Most organizations are in a version of this situation, at much larger scale. The content exists. The data exists. But it was captured for human consumption, not machine retrieval: embedded in page layouts, split across CMS fields that made sense for publishing workflows, tagged inconsistently, or simply never tagged at all. Standing up an MCP server on top of that doesn't fix it. It exposes it.

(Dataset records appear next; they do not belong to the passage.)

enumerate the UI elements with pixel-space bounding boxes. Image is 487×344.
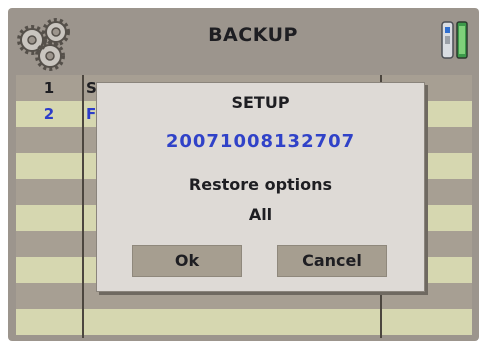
column-divider (82, 75, 84, 338)
backup-id: 20071008132707 (165, 131, 356, 152)
row-number (16, 309, 82, 335)
row-number: 2 (43, 105, 55, 123)
row-number (16, 283, 82, 309)
row-name: F (86, 105, 97, 123)
restore-options-label: Restore options (188, 175, 333, 194)
row-number (16, 153, 82, 179)
row-number (16, 127, 82, 153)
dialog-title: SETUP (231, 93, 290, 112)
setup-dialog: SETUP 20071008132707 Restore options All… (96, 82, 425, 292)
screen-title: BACKUP (208, 24, 298, 46)
gears-icon (17, 18, 70, 71)
row-number: 1 (43, 79, 55, 97)
restore-options-value[interactable]: All (97, 205, 424, 224)
row-number (16, 231, 82, 257)
row-number (16, 257, 82, 283)
cancel-button[interactable]: Cancel (277, 245, 387, 277)
row-number (16, 205, 82, 231)
row-number (16, 179, 82, 205)
ok-button[interactable]: Ok (132, 245, 242, 277)
usb-drive-icon (441, 21, 468, 59)
table-row[interactable] (16, 309, 472, 335)
header-bar: BACKUP (8, 8, 479, 71)
backup-screen: BACKUP 1 S 2 F SETUP 20071008132707 Rest… (8, 8, 479, 341)
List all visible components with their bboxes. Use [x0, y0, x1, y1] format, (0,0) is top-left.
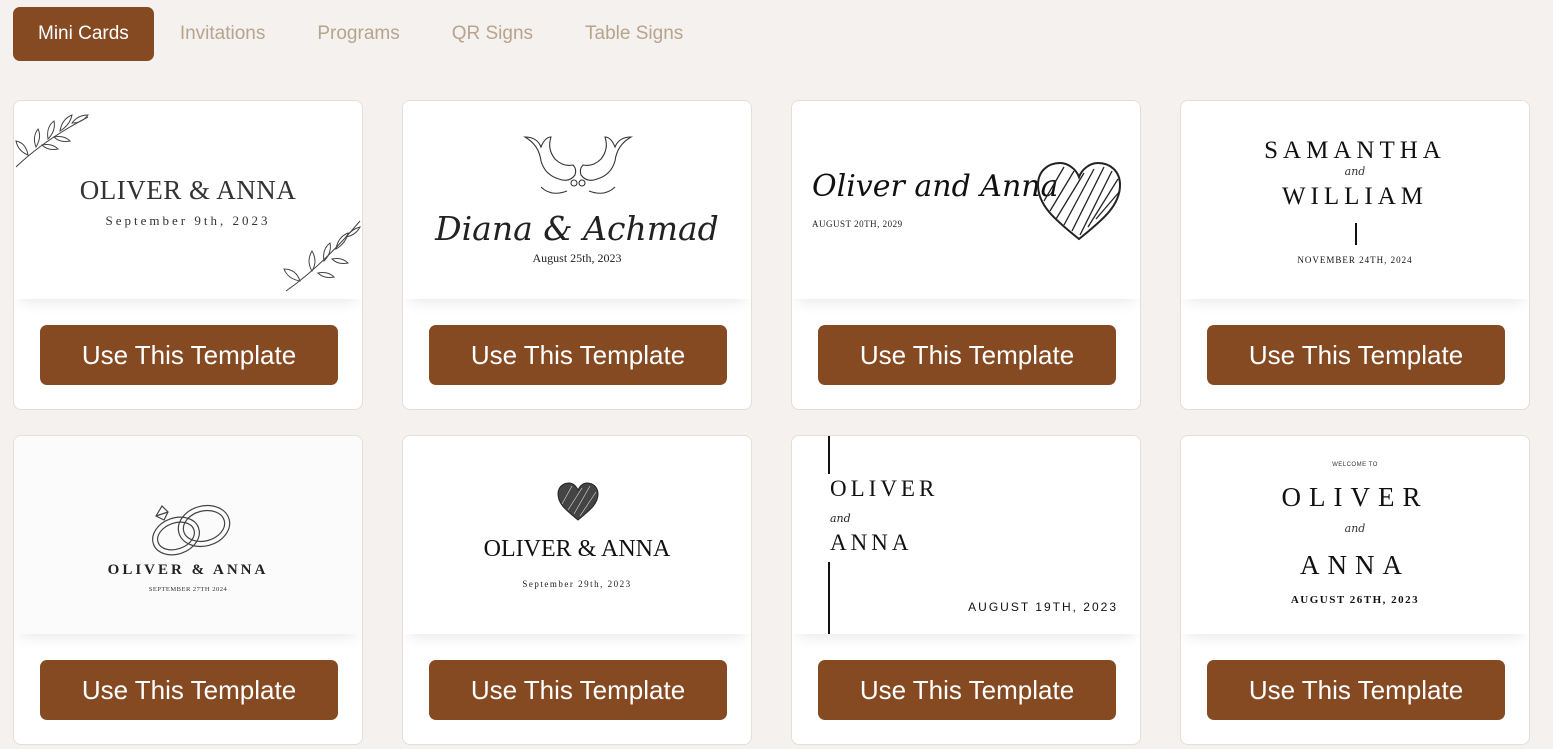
template-preview[interactable]: OLIVER & ANNA SEPTEMBER 27TH 2024	[14, 436, 362, 634]
template-category-tabs: Mini Cards Invitations Programs QR Signs…	[13, 7, 709, 61]
template-card: Diana & Achmad August 25th, 2023 Use Thi…	[402, 100, 752, 410]
name-line-2: ANNA	[1300, 550, 1410, 580]
scribble-heart-icon	[1036, 161, 1122, 241]
event-date: August 25th, 2023	[532, 251, 622, 265]
template-card: OLIVER & ANNA September 9th, 2023 Use Th…	[13, 100, 363, 410]
template-card: OLIVER and ANNA AUGUST 19TH, 2023 Use Th…	[791, 435, 1141, 745]
doves-icon	[522, 136, 634, 194]
use-template-button[interactable]: Use This Template	[429, 660, 727, 720]
template-card: OLIVER & ANNA SEPTEMBER 27TH 2024 Use Th…	[13, 435, 363, 745]
template-card: SAMANTHA and WILLIAM NOVEMBER 24TH, 2024…	[1180, 100, 1530, 410]
template-preview[interactable]: OLIVER & ANNA September 29th, 2023	[403, 436, 751, 634]
leaf-branch-icon	[15, 114, 90, 168]
use-template-button[interactable]: Use This Template	[40, 660, 338, 720]
couple-names: OLIVER & ANNA	[483, 536, 671, 562]
couple-names: Oliver and Anna	[812, 169, 1059, 204]
template-preview[interactable]: SAMANTHA and WILLIAM NOVEMBER 24TH, 2024	[1181, 101, 1529, 299]
use-template-button[interactable]: Use This Template	[429, 325, 727, 385]
couple-names: OLIVER & ANNA	[79, 175, 297, 205]
name-line-1: SAMANTHA	[1264, 137, 1446, 164]
event-date: September 29th, 2023	[522, 579, 632, 589]
name-line-1: OLIVER	[1281, 482, 1429, 512]
use-template-button[interactable]: Use This Template	[40, 325, 338, 385]
event-date: AUGUST 19TH, 2023	[968, 600, 1118, 614]
name-line-2: WILLIAM	[1281, 183, 1429, 210]
vertical-rule-bottom	[828, 562, 830, 634]
template-preview[interactable]: Diana & Achmad August 25th, 2023	[403, 101, 751, 299]
couple-names: Diana & Achmad	[435, 209, 719, 248]
template-card: WELCOME TO OLIVER and ANNA AUGUST 26TH, …	[1180, 435, 1530, 745]
tab-mini-cards[interactable]: Mini Cards	[13, 7, 154, 61]
event-date: NOVEMBER 24TH, 2024	[1297, 255, 1413, 265]
connector-word: and	[1344, 165, 1366, 178]
wedding-rings-icon	[152, 504, 231, 556]
template-card: Oliver and Anna AUGUST 20TH, 2029 Use Th…	[791, 100, 1141, 410]
use-template-button[interactable]: Use This Template	[818, 325, 1116, 385]
event-date: AUGUST 20TH, 2029	[812, 219, 903, 229]
vertical-rule-top	[828, 436, 830, 474]
heart-icon	[557, 482, 599, 521]
tab-qr-signs[interactable]: QR Signs	[426, 7, 559, 61]
use-template-button[interactable]: Use This Template	[1207, 325, 1505, 385]
connector-word: and	[830, 512, 851, 525]
name-line-2: ANNA	[830, 530, 913, 555]
event-date: SEPTEMBER 27TH 2024	[148, 586, 228, 593]
tab-programs[interactable]: Programs	[291, 7, 425, 61]
use-template-button[interactable]: Use This Template	[818, 660, 1116, 720]
welcome-text: WELCOME TO	[1332, 462, 1378, 468]
tab-table-signs[interactable]: Table Signs	[559, 7, 709, 61]
template-preview[interactable]: WELCOME TO OLIVER and ANNA AUGUST 26TH, …	[1181, 436, 1529, 634]
template-preview[interactable]: OLIVER & ANNA September 9th, 2023	[14, 101, 362, 299]
connector-word: and	[1344, 522, 1366, 535]
template-preview[interactable]: OLIVER and ANNA AUGUST 19TH, 2023	[792, 436, 1140, 634]
template-grid: OLIVER & ANNA September 9th, 2023 Use Th…	[13, 100, 1530, 745]
template-preview[interactable]: Oliver and Anna AUGUST 20TH, 2029	[792, 101, 1140, 299]
divider-line	[1355, 223, 1357, 245]
template-card: OLIVER & ANNA September 29th, 2023 Use T…	[402, 435, 752, 745]
name-line-1: OLIVER	[830, 476, 939, 501]
event-date: AUGUST 26TH, 2023	[1290, 594, 1420, 606]
tab-invitations[interactable]: Invitations	[154, 7, 292, 61]
couple-names: OLIVER & ANNA	[107, 562, 269, 578]
event-date: September 9th, 2023	[105, 213, 271, 228]
use-template-button[interactable]: Use This Template	[1207, 660, 1505, 720]
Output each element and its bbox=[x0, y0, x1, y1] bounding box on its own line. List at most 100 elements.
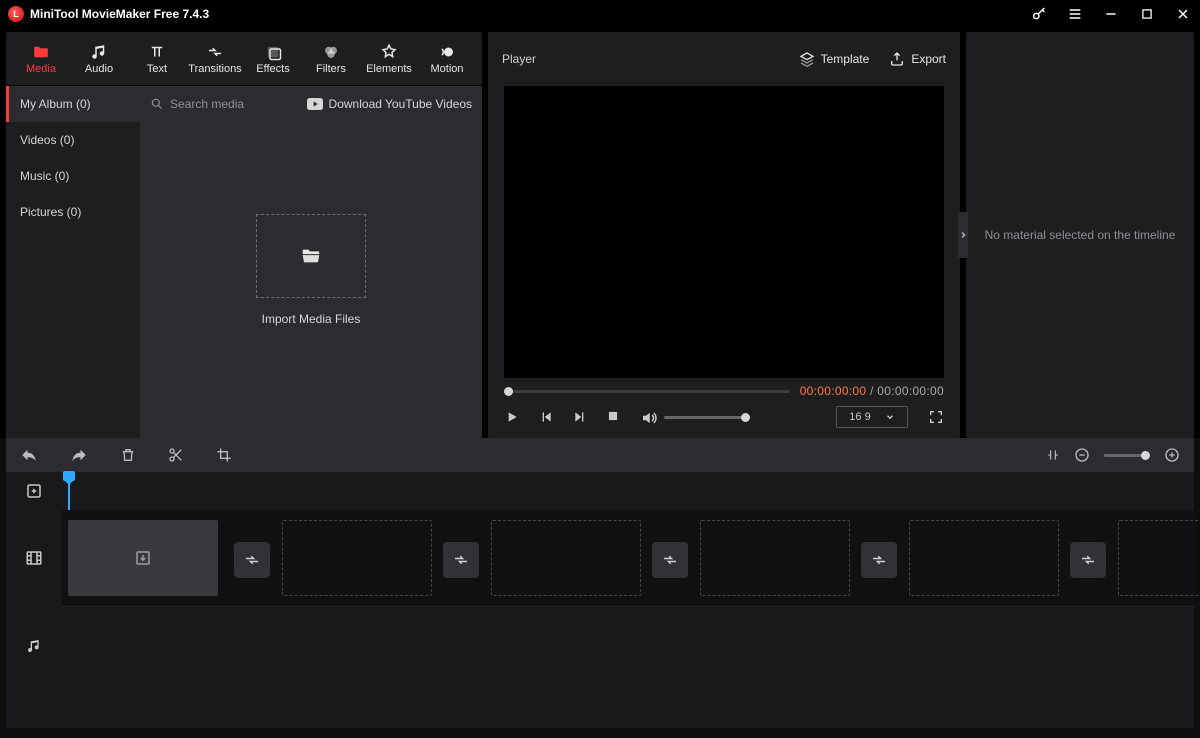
properties-panel: No material selected on the timeline bbox=[966, 32, 1194, 438]
aspect-ratio-select[interactable]: 16 9 bbox=[836, 406, 908, 428]
search-placeholder: Search media bbox=[170, 97, 244, 111]
import-dropzone[interactable] bbox=[256, 214, 366, 298]
hamburger-menu-icon[interactable] bbox=[1066, 5, 1084, 23]
zoom-slider[interactable] bbox=[1104, 454, 1150, 457]
crop-button[interactable] bbox=[216, 447, 232, 463]
clip-slot[interactable] bbox=[282, 520, 432, 596]
play-button[interactable] bbox=[504, 409, 520, 425]
sidebar-item-label: My Album (0) bbox=[20, 97, 91, 111]
filters-icon bbox=[321, 43, 341, 61]
transition-slot[interactable] bbox=[234, 542, 270, 578]
app-title: MiniTool MovieMaker Free 7.4.3 bbox=[30, 7, 209, 21]
total-time: 00:00:00:00 bbox=[877, 384, 944, 398]
swap-icon bbox=[870, 551, 888, 569]
tab-transitions[interactable]: Transitions bbox=[186, 32, 244, 85]
collapse-properties-button[interactable] bbox=[958, 212, 968, 258]
prev-frame-button[interactable] bbox=[538, 409, 554, 425]
import-zone: Import Media Files bbox=[140, 122, 482, 438]
export-icon bbox=[889, 51, 905, 67]
audio-track[interactable] bbox=[62, 606, 1194, 686]
export-button[interactable]: Export bbox=[889, 51, 946, 67]
tab-media[interactable]: Media bbox=[12, 32, 70, 85]
title-bar: L MiniTool MovieMaker Free 7.4.3 bbox=[0, 0, 1200, 28]
delete-button[interactable] bbox=[120, 447, 136, 463]
download-clip-icon bbox=[134, 549, 152, 567]
maximize-icon[interactable] bbox=[1138, 5, 1156, 23]
swap-icon bbox=[1079, 551, 1097, 569]
film-icon bbox=[25, 549, 43, 567]
split-button[interactable] bbox=[168, 447, 184, 463]
template-button[interactable]: Template bbox=[799, 51, 870, 67]
tab-audio-label: Audio bbox=[85, 63, 113, 75]
text-icon bbox=[147, 43, 167, 61]
transition-slot[interactable] bbox=[1070, 542, 1106, 578]
sidebar-item-videos[interactable]: Videos (0) bbox=[6, 122, 140, 158]
volume-button[interactable] bbox=[640, 409, 656, 425]
sidebar-item-pictures[interactable]: Pictures (0) bbox=[6, 194, 140, 230]
timeline bbox=[6, 472, 1194, 728]
timeline-toolbar bbox=[6, 438, 1194, 472]
current-time: 00:00:00:00 bbox=[800, 384, 867, 398]
sidebar-item-music[interactable]: Music (0) bbox=[6, 158, 140, 194]
audio-track-header[interactable] bbox=[6, 606, 62, 686]
transition-slot[interactable] bbox=[443, 542, 479, 578]
clip-slot[interactable] bbox=[68, 520, 218, 596]
transition-slot[interactable] bbox=[861, 542, 897, 578]
video-track-header[interactable] bbox=[6, 510, 62, 606]
template-label: Template bbox=[821, 52, 870, 66]
stop-button[interactable] bbox=[606, 409, 622, 425]
chevron-down-icon bbox=[885, 412, 895, 422]
app-logo-icon: L bbox=[8, 6, 24, 22]
clip-slot[interactable] bbox=[700, 520, 850, 596]
youtube-icon bbox=[307, 98, 323, 110]
aspect-ratio-value: 16 9 bbox=[849, 411, 870, 423]
redo-button[interactable] bbox=[70, 446, 88, 464]
music-note-icon bbox=[26, 638, 42, 654]
sidebar-item-label: Music (0) bbox=[20, 169, 69, 183]
undo-button[interactable] bbox=[20, 446, 38, 464]
media-library-panel: Media Audio Text Transitions Effects Fil… bbox=[6, 32, 482, 438]
tab-elements[interactable]: Elements bbox=[360, 32, 418, 85]
tab-text-label: Text bbox=[147, 63, 167, 75]
zoom-out-button[interactable] bbox=[1074, 447, 1090, 463]
sidebar-item-myalbum[interactable]: My Album (0) bbox=[6, 86, 140, 122]
fit-zoom-button[interactable] bbox=[1046, 447, 1060, 463]
download-youtube-button[interactable]: Download YouTube Videos bbox=[307, 97, 472, 111]
video-track[interactable] bbox=[62, 510, 1194, 606]
download-youtube-label: Download YouTube Videos bbox=[329, 97, 472, 111]
tab-elements-label: Elements bbox=[366, 63, 412, 75]
tab-effects[interactable]: Effects bbox=[244, 32, 302, 85]
tab-effects-label: Effects bbox=[256, 63, 289, 75]
add-track-button[interactable] bbox=[6, 472, 62, 510]
clip-slot[interactable] bbox=[491, 520, 641, 596]
playhead[interactable] bbox=[68, 472, 70, 510]
tab-media-label: Media bbox=[26, 63, 56, 75]
player-header: Player Template Export bbox=[488, 32, 960, 86]
clip-slot[interactable] bbox=[909, 520, 1059, 596]
fullscreen-button[interactable] bbox=[928, 409, 944, 425]
zoom-in-button[interactable] bbox=[1164, 447, 1180, 463]
template-icon bbox=[799, 51, 815, 67]
import-label: Import Media Files bbox=[262, 312, 361, 326]
tab-filters[interactable]: Filters bbox=[302, 32, 360, 85]
next-frame-button[interactable] bbox=[572, 409, 588, 425]
seek-slider[interactable] bbox=[504, 390, 790, 393]
transition-slot[interactable] bbox=[652, 542, 688, 578]
activate-key-icon[interactable] bbox=[1030, 5, 1048, 23]
properties-empty-text: No material selected on the timeline bbox=[985, 228, 1176, 242]
add-track-icon bbox=[25, 482, 43, 500]
tab-motion-label: Motion bbox=[430, 63, 463, 75]
timeline-ruler[interactable] bbox=[62, 472, 1194, 510]
tab-transitions-label: Transitions bbox=[188, 63, 241, 75]
volume-slider[interactable] bbox=[664, 416, 750, 419]
clip-slot[interactable] bbox=[1118, 520, 1200, 596]
tab-motion[interactable]: Motion bbox=[418, 32, 476, 85]
player-title: Player bbox=[502, 52, 536, 66]
tab-text[interactable]: Text bbox=[128, 32, 186, 85]
player-viewport[interactable] bbox=[504, 86, 944, 378]
close-icon[interactable] bbox=[1174, 5, 1192, 23]
search-input[interactable]: Search media bbox=[150, 97, 244, 111]
minimize-icon[interactable] bbox=[1102, 5, 1120, 23]
tab-audio[interactable]: Audio bbox=[70, 32, 128, 85]
swap-icon bbox=[661, 551, 679, 569]
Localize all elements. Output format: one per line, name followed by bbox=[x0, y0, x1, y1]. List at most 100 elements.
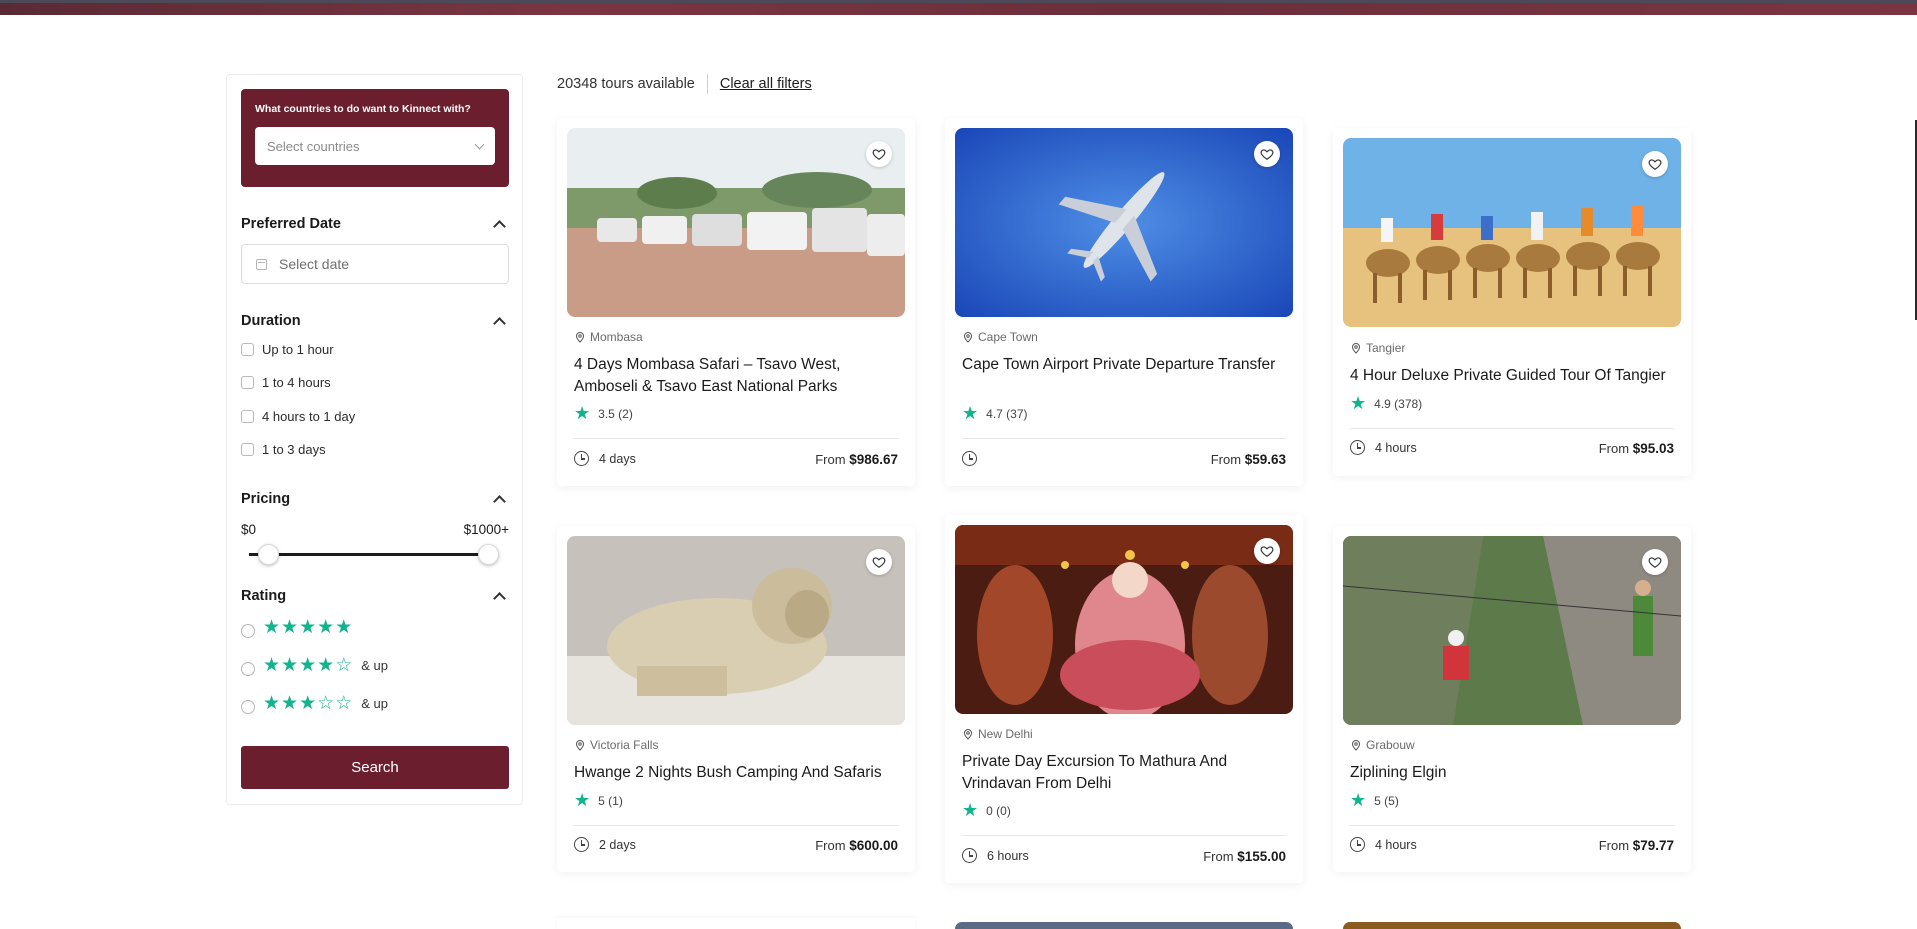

§ 05 · What this means for the argument I made last week

The essay I published last week argued that the shift from destination-based content to agentic access is a distribution problem, not a content problem. I still believe that. But building this server added a layer I undersold.

It's also a data model problem. And the data model problem is harder, because it requires going back (back through existing content, existing metadata, existing publishing workflows) and making decisions about structure that nobody thought to make at the time. That's not a technical project. It's an organizational one. Someone has to own it, resource it, and make the call that it's worth doing.

For my photography site, the scope was manageable and the tradeoffs were clear. For an enterprise content library with fifteen years of accumulated pages, PDFs, and CMS records, the same audit is a different kind of undertaking entirely.

But the direction is the same. Figure out what your content actually is, not as pages, but as entities with attributes and relationships. Decide what's worth making queryable and what isn't. Be explicit about the gaps. Then build the interface that exposes it cleanly.

Claude Code can build you the server in a day. The data model is still your problem. Which is, I think, exactly right. The engineering is the easy part. It always was.